The residents were scared and took refuge in the home of a former Congress MP in his 70s, Ehsan Jafri. According to eye-witnesses like Imtiyaz Pathan, the former MP kept on frantically calling the police and political leaders including Gujarat chief minister Narendra Modi for help.
By noon, the mob had turned violent and it breached the boundary wall and started torching houses and attacking residents. In the next six hours, 69 people were dead including Ehasan Jafri who was hacked to death and burnt alive as were at least 35 other victims. Around 90 more people were seriously injured.
The Supreme Court, on March 26, 2008, ordered the Narendra Modi government to re-investigate 10 cases in the 2002 Gujarat riots, including the Gulbarg Society incident.
Zakiya Jafri, wife of Ehsan Jafri, had earlier lodged a complaint on June 8, 2006 alleging that the police had not registered the FIRs against Narendra Modi and 62 others including several ministers. She alleged that there was a well-planned conspiracy to allow the massacre of Muslims in which policemen and bureaucrats were ordered not to respond to pleas for help from the victims.
She approached the Gujarat High Court with her complaint, which on November 3, 2007, refused to entertain her plea, and instead asked her to present the case before magistrate’s court.
Subsequently, she approached the Supreme Court which on April 27, 2009 appointed a five-member Special Investigation Team (SIT), headed by former CBI head R K Raghavan, to probe these cases and asked the SIT to look into her complaint of collusion of the state machinery and the rioters.
In March 2009, Congress leader Meghsingh Chaudhary was held for active participation in the Gulbarg Society massacre.

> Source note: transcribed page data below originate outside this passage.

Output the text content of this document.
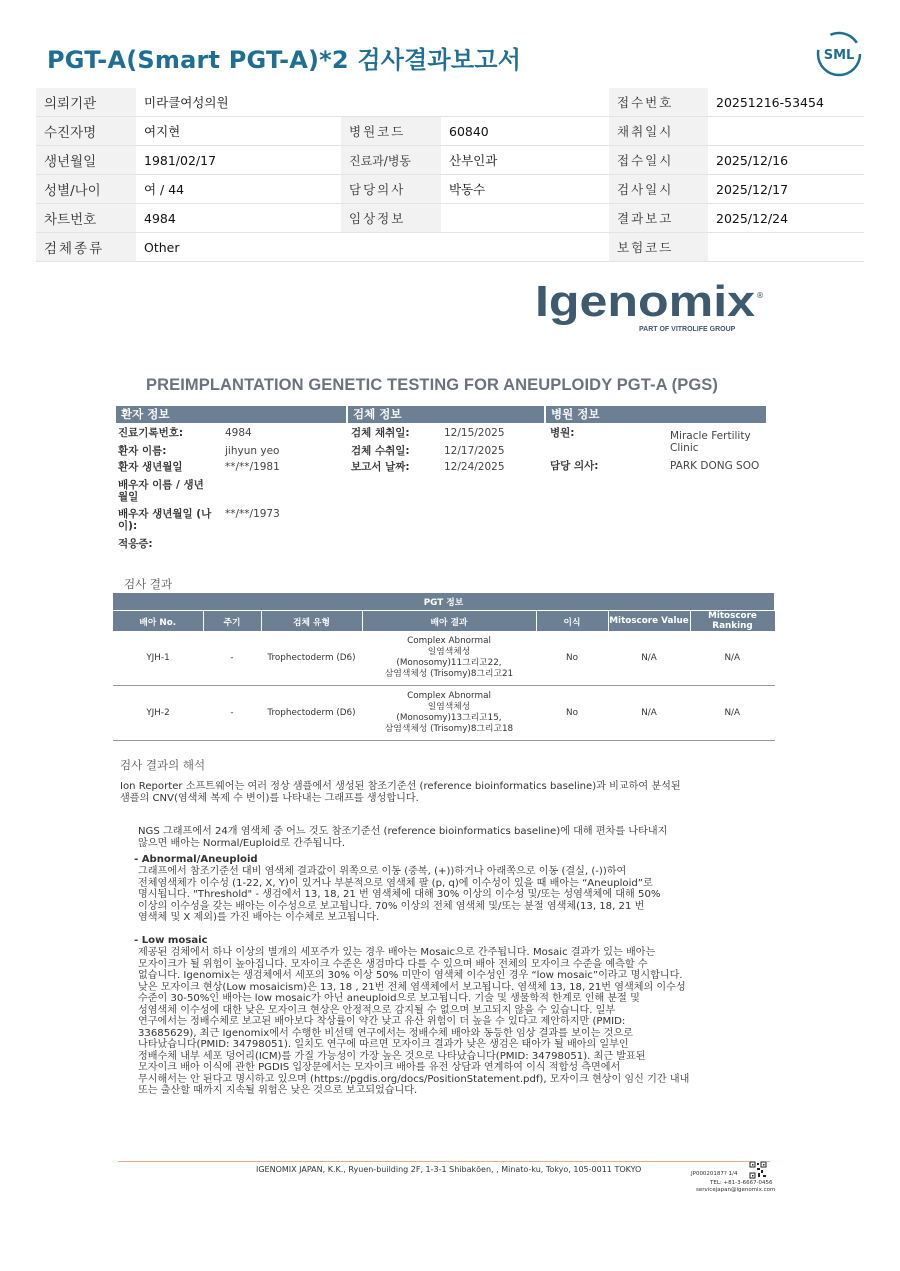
PGT-A(Smart PGT-A)*2 검사결과보고서	SML
의뢰기관	미라클여성의원			접수번호	20251216-53454
수진자명	여지현	병원코드	60840	채취일시	
생년월일	1981/02/17	진료과/병동	산부인과	접수일시	2025/12/16
성별/나이	여 / 44	담당의사	박동수	검사일시	2025/12/17
차트번호	4984	임상정보		결과보고	2025/12/24
검체종류	Other			보험코드	
Igenomix ®
PART OF VITROLIFE GROUP
PREIMPLANTATION GENETIC TESTING FOR ANEUPLOIDY PGT-A (PGS)
환자 정보	검체 정보	병원 정보
진료기록번호:	4984
환자 이름:	jihyun yeo
환자 생년월일	**/**/1981
배우자 이름 / 생년월일
배우자 생년월일 (나이):
**/**/1973
적응증:
검체 채취일:	12/15/2025
검체 수취일:	12/17/2025
보고서 날짜:	12/24/2025
병원:	Miracle Fertility Clinic
담당 의사:	PARK DONG SOO
검사 결과
PGT 정보						
배아 No.	주기	검체 유형	배아 결과	이식	Mitoscore Value	Mitoscore Ranking
YJH-1	-	Trophectoderm (D6)	Complex Abnormal
일염색체성
(Monosomy)11그리고22,
삼염색체성 (Trisomy)8그리고21	No	N/A	N/A
YJH-2	-	Trophectoderm (D6)	Complex Abnormal
일염색체성
(Monosomy)13그리고15,
삼염색체성 (Trisomy)8그리고18	No	N/A	N/A
검사 결과의 해석
Ion Reporter 소프트웨어는 여러 정상 샘플에서 생성된 참조기준선 (reference bioinformatics baseline)과 비교하여 분석된
샘플의 CNV(염색체 복제 수 변이)를 나타내는 그래프를 생성합니다.
NGS 그래프에서 24개 염색체 중 어느 것도 참조기준선 (reference bioinformatics baseline)에 대해 편차를 나타내지
않으면 배아는 Normal/Euploid로 간주됩니다.
- Abnormal/Aneuploid
그래프에서 참조기준선 대비 염색체 결과값이 위쪽으로 이동 (중복, (+))하거나 아래쪽으로 이동 (결실, (-))하여
전체염색체가 이수성 (1-22, X, Y)이 있거나 부분적으로 염색체 팔 (p, q)에 이수성이 있을 때 배아는 “Aneuploid”로
명시됩니다. "Threshold" - 생검에서 13, 18, 21 번 염색체에 대해 30% 이상의 이수성 및/또는 성염색체에 대해 50%
이상의 이수성을 갖는 배아는 이수성으로 보고됩니다. 70% 이상의 전체 염색체 및/또는 분절 염색체(13, 18, 21 번
염색체 및 X 제외)를 가진 배아는 이수체로 보고됩니다.
- Low mosaic
제공된 검체에서 하나 이상의 별개의 세포주가 있는 경우 배아는 Mosaic으로 간주됩니다. Mosaic 결과가 있는 배아는
모자이크가 될 위험이 높아집니다. 모자이크 수준은 생검마다 다를 수 있으며 배아 전체의 모자이크 수준을 예측할 수
없습니다. Igenomix는 생검체에서 세포의 30% 이상 50% 미만이 염색체 이수성인 경우 “low mosaic”이라고 명시합니다.
낮은 모자이크 현상(Low mosaicism)은 13, 18 , 21번 전체 염색체에서 보고됩니다. 염색체 13, 18, 21번 염색체의 이수성
수준이 30-50%인 배아는 low mosaic가 아닌 aneuploid으로 보고됩니다. 기술 및 생물학적 한계로 인해 분절 및
성염색체 이수성에 대한 낮은 모자이크 현상은 안정적으로 감지될 수 없으며 보고되지 않을 수 있습니다. 일부
연구에서는 정배수체로 보고된 배아보다 착상률이 약간 낮고 유산 위험이 더 높을 수 있다고 제안하지만 (PMID:
33685629), 최근 Igenomix에서 수행한 비선택 연구에서는 정배수체 배아와 동등한 임상 결과를 보이는 것으로
나타났습니다(PMID: 34798051). 일치도 연구에 따르면 모자이크 결과가 낮은 생검은 태아가 될 배아의 일부인
정배수체 내부 세포 덩어리(ICM)를 가질 가능성이 가장 높은 것으로 나타났습니다(PMID: 34798051). 최근 발표된
모자이크 배아 이식에 관한 PGDIS 입장문에서는 모자이크 배아를 유전 상담과 연계하여 이식 적합성 측면에서
무시해서는 안 된다고 명시하고 있으며 (https://pgdis.org/docs/PositionStatement.pdf), 모자이크 현상이 임신 기간 내내
또는 출산할 때까지 지속될 위험은 낮은 것으로 보고되었습니다.
IGENOMIX JAPAN, K.K., Ryuen-building 2F, 1-3-1 Shibakōen, , Minato-ku, Tokyo, 105-0011 TOKYO	JP00020187? 1/4
TEL: +81-3-6667-0456
servicejapan@igenomix.com
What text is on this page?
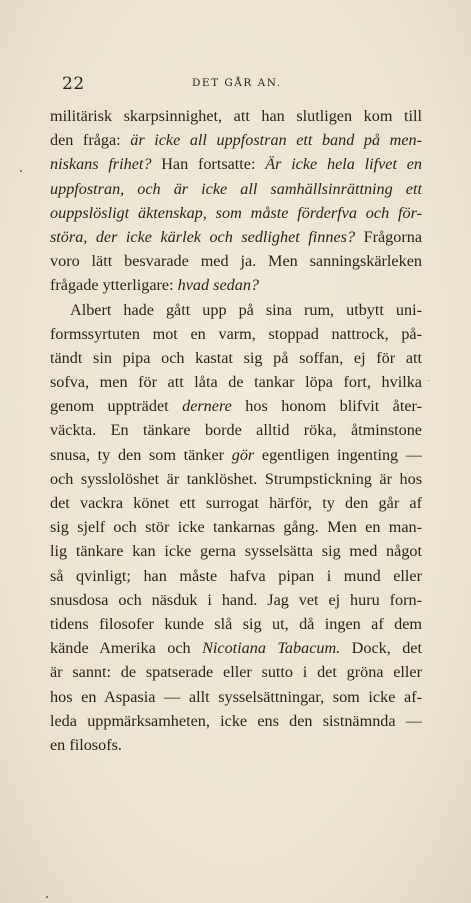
22	DET GÅR AN.
militärisk skarpsinnighet, att han slutligen kom till
den fråga: är icke all uppfostran ett band på men-
niskans frihet? Han fortsatte: Är icke hela lifvet en
uppfostran, och är icke all samhällsinrättning ett
ouppslösligt äktenskap, som måste förderfva och för-
störa, der icke kärlek och sedlighet finnes? Frågorna
voro lätt besvarade med ja. Men sanningskärleken
frågade ytterligare: hvad sedan?
Albert hade gått upp på sina rum, utbytt uni-
formssyrtuten mot en varm, stoppad nattrock, på-
tändt sin pipa och kastat sig på soffan, ej för att
sofva, men för att låta de tankar löpa fort, hvilka
genom uppträdet dernere hos honom blifvit åter-
väckta. En tänkare borde alltid röka, åtminstone
snusa, ty den som tänker gör egentligen ingenting —
och sysslolöshet är tanklöshet. Strumpstickning är hos
det vackra könet ett surrogat härför, ty den går af
sig sjelf och stör icke tankarnas gång. Men en man-
lig tänkare kan icke gerna sysselsätta sig med något
så qvinligt; han måste hafva pipan i mund eller
snusdosa och näsduk i hand. Jag vet ej huru forn-
tidens filosofer kunde slå sig ut, då ingen af dem
kände Amerika och Nicotiana Tabacum. Dock, det
är sannt: de spatserade eller sutto i det gröna eller
hos en Aspasia — allt sysselsättningar, som icke af-
leda uppmärksamheten, icke ens den sistnämnda —
en filosofs.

In March 2010, SIT summoned Gujarat Chief Minister Narendra Modi to clarify things. Earlier, R B Sreekumar, who was additional DG Intelligence at the time, deposed before a commission that ministers and police were “deliberately inactive during the riots”.

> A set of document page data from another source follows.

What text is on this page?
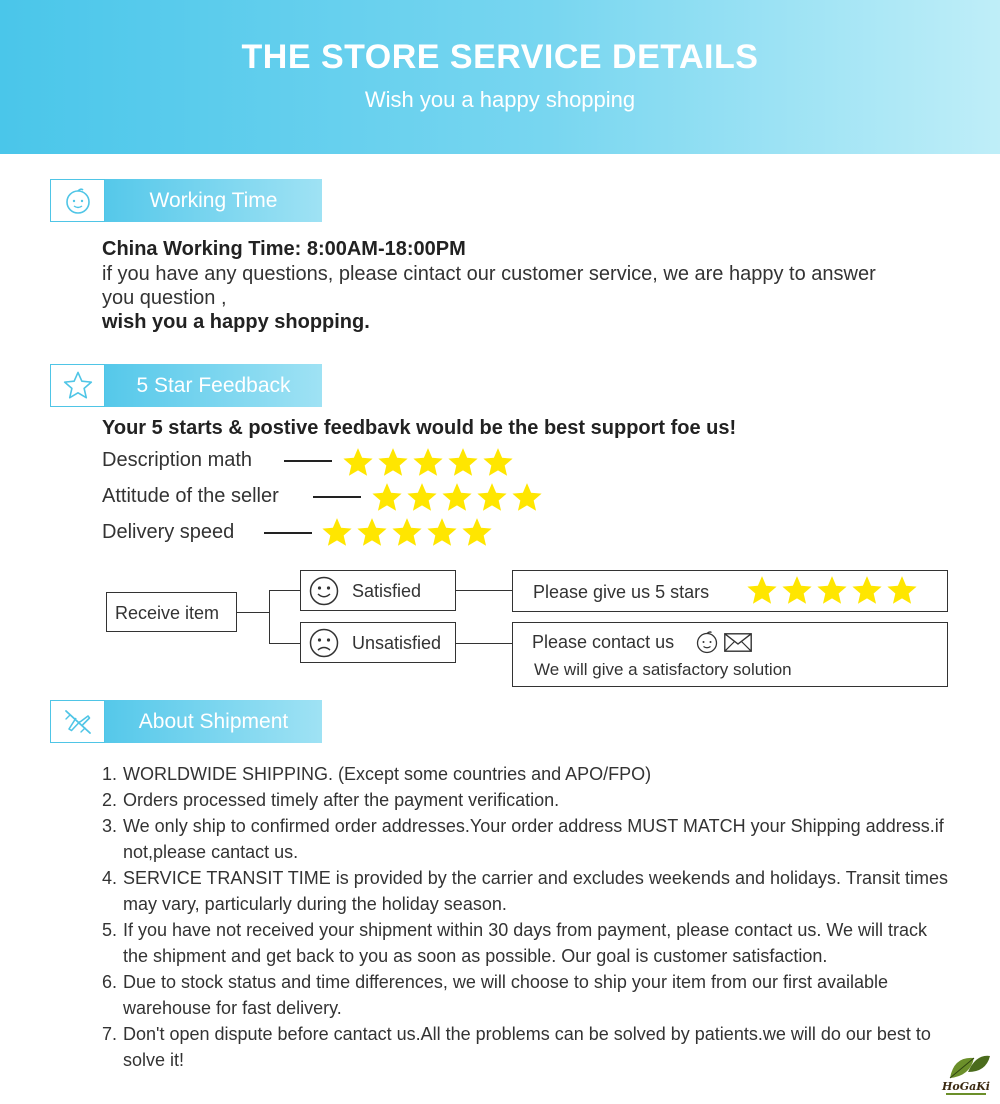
THE STORE SERVICE DETAILS
Wish you a happy shopping
Working Time
China Working Time: 8:00AM-18:00PM
if you have any questions, please cintact our customer service, we are happy to answer
you question ,
wish you a happy shopping.
5 Star Feedback
Your 5 starts & postive feedbavk would be the best support foe us!
Description math
Attitude of the seller
Delivery speed
Receive item
Satisfied
Unsatisfied
Please give us 5 stars
Please contact us
We will give a satisfactory solution
About Shipment
1. WORLDWIDE SHIPPING. (Except some countries and APO/FPO)
2. Orders processed timely after the payment verification.
3. We only ship to confirmed order addresses.Your order address MUST MATCH your Shipping address.if not,please cantact us.
4. SERVICE TRANSIT TIME is provided by the carrier and excludes weekends and holidays. Transit times may vary, particularly during the holiday season.
5. If you have not received your shipment within 30 days from payment, please contact us. We will track the shipment and get back to you as soon as possible. Our goal is customer satisfaction.
6. Due to stock status and time differences, we will choose to ship your item from our first available warehouse for fast delivery.
7. Don't open dispute before cantact us.All the problems can be solved by patients.we will do our best to solve it!
HoGaKi
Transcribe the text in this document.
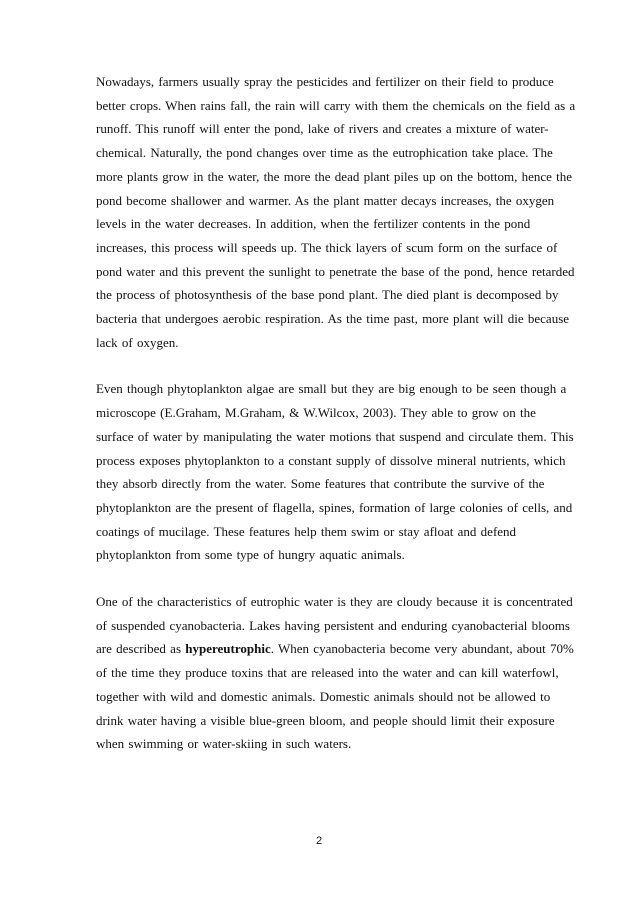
Nowadays, farmers usually spray the pesticides and fertilizer on their field to produce
better crops. When rains fall, the rain will carry with them the chemicals on the field as a
runoff. This runoff will enter the pond, lake of rivers and creates a mixture of water-
chemical. Naturally, the pond changes over time as the eutrophication take place. The
more plants grow in the water, the more the dead plant piles up on the bottom, hence the
pond become shallower and warmer. As the plant matter decays increases, the oxygen
levels in the water decreases. In addition, when the fertilizer contents in the pond
increases, this process will speeds up. The thick layers of scum form on the surface of
pond water and this prevent the sunlight to penetrate the base of the pond, hence retarded
the process of photosynthesis of the base pond plant. The died plant is decomposed by
bacteria that undergoes aerobic respiration. As the time past, more plant will die because
lack of oxygen.

Even though phytoplankton algae are small but they are big enough to be seen though a
microscope (E.Graham, M.Graham, & W.Wilcox, 2003). They able to grow on the
surface of water by manipulating the water motions that suspend and circulate them. This
process exposes phytoplankton to a constant supply of dissolve mineral nutrients, which
they absorb directly from the water. Some features that contribute the survive of the
phytoplankton are the present of flagella, spines, formation of large colonies of cells, and
coatings of mucilage. These features help them swim or stay afloat and defend
phytoplankton from some type of hungry aquatic animals.

One of the characteristics of eutrophic water is they are cloudy because it is concentrated
of suspended cyanobacteria. Lakes having persistent and enduring cyanobacterial blooms
are described as hypereutrophic. When cyanobacteria become very abundant, about 70%
of the time they produce toxins that are released into the water and can kill waterfowl,
together with wild and domestic animals. Domestic animals should not be allowed to
drink water having a visible blue-green bloom, and people should limit their exposure
when swimming or water-skiing in such waters.

2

Roopa Modi and Imtiyaz Pathan, both eye-witnesses, testified against Modi in the trial court. Imtiyaz identified 20 of the 100 accused persons arrested in the case.

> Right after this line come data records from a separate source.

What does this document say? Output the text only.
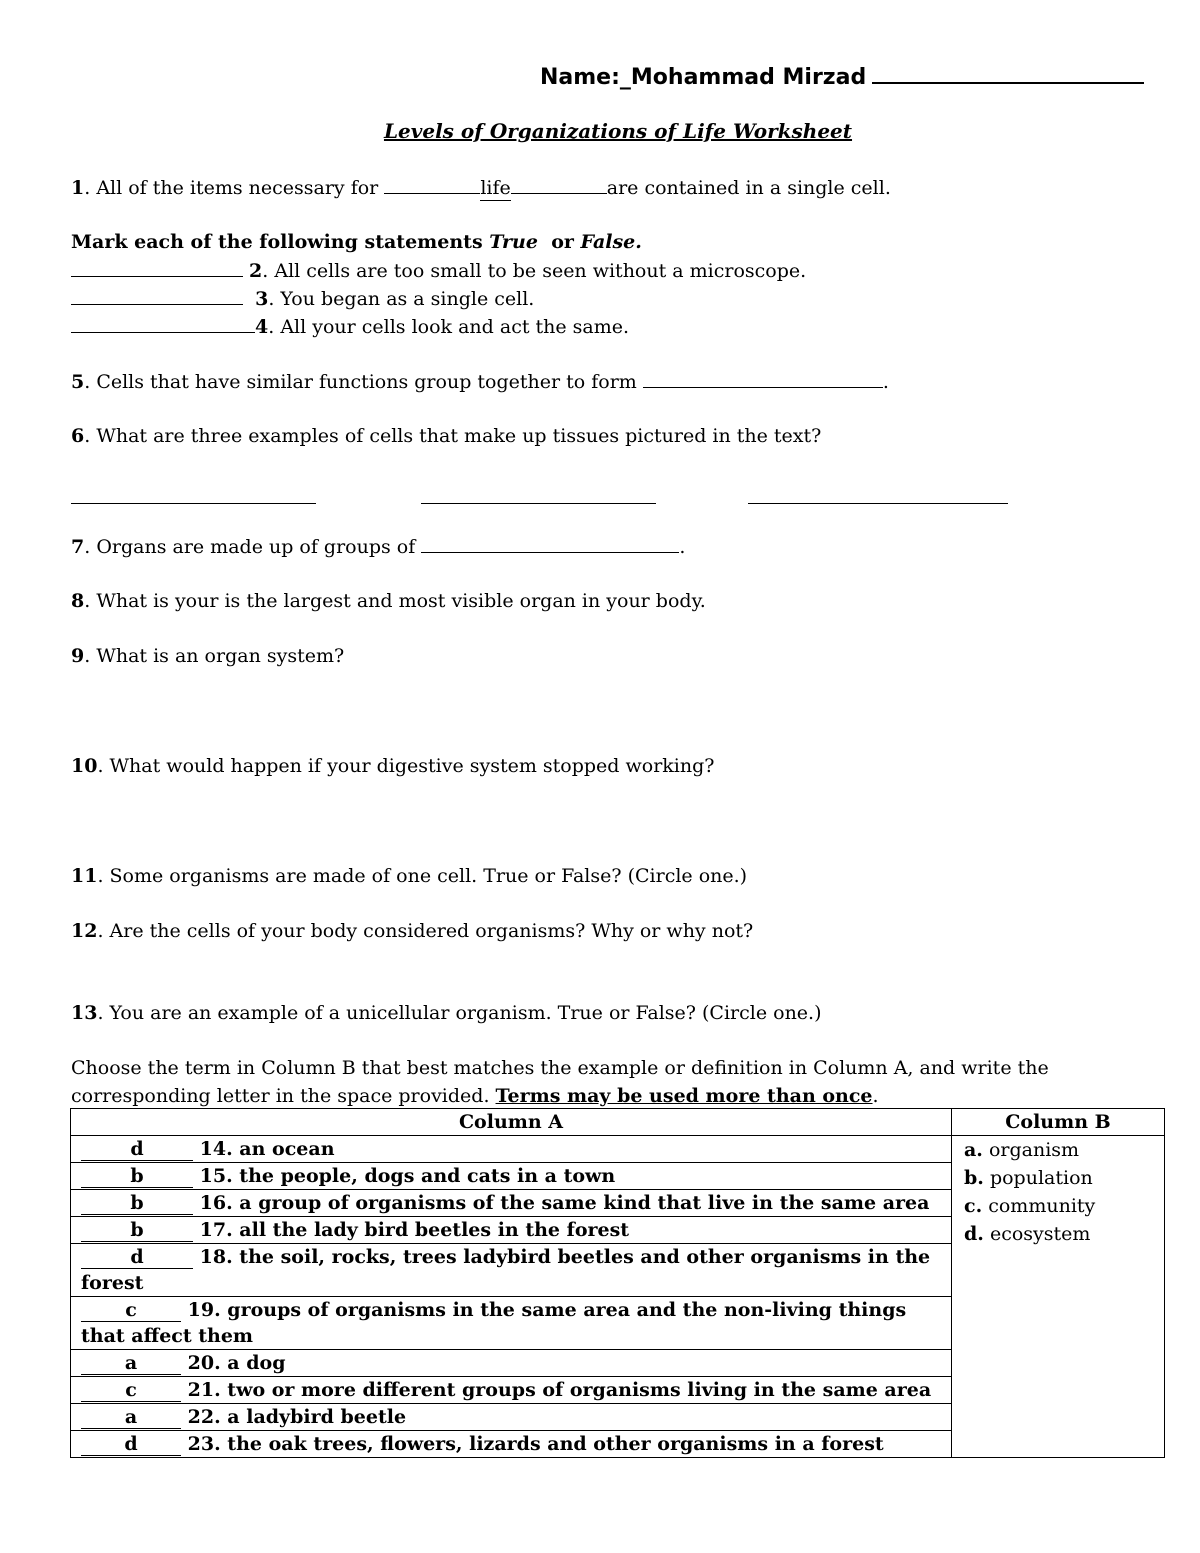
Name:_Mohammad Mirzad
Levels of Organizations of Life Worksheet
1. All of the items necessary for	life	are contained in a single cell.
Mark each of the following statements True or False.
2. All cells are too small to be seen without a microscope.
3. You began as a single cell.
4. All your cells look and act the same.
5. Cells that have similar functions group together to form	.
6. What are three examples of cells that make up tissues pictured in the text?
7. Organs are made up of groups of	.
8. What is your is the largest and most visible organ in your body.
9. What is an organ system?
10. What would happen if your digestive system stopped working?
11. Some organisms are made of one cell. True or False? (Circle one.)
12. Are the cells of your body considered organisms? Why or why not?
13. You are an example of a unicellular organism. True or False? (Circle one.)
Choose the term in Column B that best matches the example or definition in Column A, and write the
corresponding letter in the space provided. Terms may be used more than once.
Column A	Column B
d 14. an ocean	a. organism
b. population
c. community
d. ecosystem

b 15. the people, dogs and cats in a town	
b 16. a group of organisms of the same kind that live in the same area	
b 17. all the lady bird beetles in the forest	
d 18. the soil, rocks, trees ladybird beetles and other organisms in the forest	
c 19. groups of organisms in the same area and the non-living things that affect them	
a 20. a dog	
c 21. two or more different groups of organisms living in the same area	
a 22. a ladybird beetle	
d 23. the oak trees, flowers, lizards and other organisms in a forest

Eyewitness who appeared before the SIT in December 2009, namely, Imtiyaz Pathan, Saeedkhan Pathan, Roopa Mody, Saira Sandhi and Rafiq Pathan named joint commissioner of police M K Tandon and Meghaninagar police inspector N D Parmar, Manish Patel alias Splendor, Mahendra Pukhraj, Jagroopsinh Rajput, Inio Harijan, Babu Marwadi and Rajesh Jinger, a constable residing in the same area, as accused.
In March 2010, Gulbarg Society case trial was stayed by the Supreme Court after the special public prosecutor R K Shah resigned after accusing the trial judge and SIT of being “soft on the accused”.
Activist Teesta Setalvad, in an affidavit filed before the Supreme court in April 2010, showed the phone record analysis which claimed that “Ahmedabad police commissioner P C Pande had spoken to joint commissioner of police M K Tandon six times during the period when the latter was present at Gulbarg Society and the mob was growing restive. Though Tandon was accompanied by striking force equipped to disperse a riotous mob, he left Gulbarg Society without taking any corrective action and his departure led to the massacre”.
In October 2007, a prominent Hindi news channel showed footage of a sting operation carried out by Tehelka wherein 14 VHP or Bajrang Dal activists, including Madan Chawal, a Gulbarg Society massacre accused, and a Bharatiya Janata Party MLA from Godhra, Haresh Bhatt who was national vice-president of Bajrang Dal at that time, were shown talking about the killings and the way the state machinery collaborated with them.